Project-local extension models can keep the markets mixins while using a project-owned physical table-name app segment. Set __markets_storage_app__ in the SQLAlchemy model class, or in an abstract project-local mixin, before the model is imported and mapped:

class MyProjectMarketsMetaTableMixin(MarketsMetaTableMixin):
    __abstract__ = True
    __metatable_namespace__ = "com.my_project"
    __markets_storage_app__ = "my_project_markets"


class BinanceSpotAccountDetailsTable(MyProjectMarketsMetaTableMixin, MarketsBase):
    __markets_base_identifier__ = "BinanceSpotAccountDetails"
    __metatable_description__ = (
        "Project-local Binance spot account details keyed by AssetTable.uid."
    )

That changes only the SQLAlchemy physical table name, for example my_project_markets__binancespotaccountdetails. The local mixin's __metatable_namespace__ combines with __markets_base_identifier__ to produce the globally unique logical catalog and row runtime identity: com.my_project.BinanceSpotAccountDetails.

MSM_AUTO_REGISTER_NAMESPACE overrides the mixin namespace when set before model import. That keeps tests and examples isolated without changing the project-local model source. Existing models may still declare an already qualified __metatable_identifier__; new extension models should prefer __markets_base_identifier__ so the default namespace rule is visible.

__metatable_description__ is required on every concrete markets MetaTable, including PlatformTimeIndexMetaTable storage classes used by DataNodes. The description is table-level discovery text: it should identify the row grain, business intention, and expected use of the table. Column labels and column descriptions stay on SQLAlchemy column info metadata. Built-in markets and pricing tables are validated so every physical column has a non-empty description before registration-facing tests pass.

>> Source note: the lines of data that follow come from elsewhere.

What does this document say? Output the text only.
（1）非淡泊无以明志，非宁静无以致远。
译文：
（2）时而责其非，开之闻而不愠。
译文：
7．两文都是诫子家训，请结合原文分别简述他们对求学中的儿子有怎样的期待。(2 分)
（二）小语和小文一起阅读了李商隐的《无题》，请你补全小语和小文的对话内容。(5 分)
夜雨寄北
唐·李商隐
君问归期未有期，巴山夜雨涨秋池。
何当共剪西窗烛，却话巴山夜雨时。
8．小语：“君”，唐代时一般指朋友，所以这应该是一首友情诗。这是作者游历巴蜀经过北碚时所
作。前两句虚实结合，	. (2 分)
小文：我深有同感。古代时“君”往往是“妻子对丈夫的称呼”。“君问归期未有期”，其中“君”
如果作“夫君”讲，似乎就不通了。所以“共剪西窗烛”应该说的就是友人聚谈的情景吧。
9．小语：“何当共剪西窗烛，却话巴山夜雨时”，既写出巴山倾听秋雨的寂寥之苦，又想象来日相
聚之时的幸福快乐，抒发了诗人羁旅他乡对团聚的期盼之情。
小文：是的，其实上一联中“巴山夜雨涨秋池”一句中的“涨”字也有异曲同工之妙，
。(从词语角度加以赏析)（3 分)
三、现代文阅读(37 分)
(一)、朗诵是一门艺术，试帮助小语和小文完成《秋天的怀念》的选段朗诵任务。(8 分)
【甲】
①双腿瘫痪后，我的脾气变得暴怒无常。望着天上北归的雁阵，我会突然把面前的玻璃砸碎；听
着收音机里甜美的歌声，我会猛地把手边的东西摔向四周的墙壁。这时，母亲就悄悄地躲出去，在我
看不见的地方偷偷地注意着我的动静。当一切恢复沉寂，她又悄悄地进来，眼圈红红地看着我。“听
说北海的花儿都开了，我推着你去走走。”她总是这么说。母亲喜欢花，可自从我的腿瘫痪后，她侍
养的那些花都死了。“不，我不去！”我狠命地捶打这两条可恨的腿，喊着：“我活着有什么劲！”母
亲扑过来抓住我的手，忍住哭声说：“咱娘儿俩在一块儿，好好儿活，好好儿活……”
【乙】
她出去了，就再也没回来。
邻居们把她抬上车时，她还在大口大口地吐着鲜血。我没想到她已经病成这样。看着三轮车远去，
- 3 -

Built-in ms-markets models author __metatable_identifier__ as the bare logical name, such as Asset. At runtime the shared markets identifier rule keeps the bare name for the default markets namespace and prefixes non-default test or example namespaces, such as mainsequence.examples.Asset.

Extension Notes

When adding a built-in library model:

  1. Define the SQLAlchemy class in the relevant module with a Table suffix.
  2. Add it to markets_sqlalchemy_models() in dependency order.
  3. Add repository operations if application code needs compiled database access.
  4. Add a MarketsMetaTableRow Pydantic row model under msm.api when users should manipulate typed row objects.
  5. Add service wrappers if the operation is part of a broader application workflow.

Project-local extension models do not need to modify markets_sqlalchemy_models(). Pass the SQLAlchemy model class directly to msm.start_engine(models=[MyExtensionTable]); bootstrap expands SQLAlchemy ForeignKey(...) dependencies and attaches the model through the shared direct backend lookup path.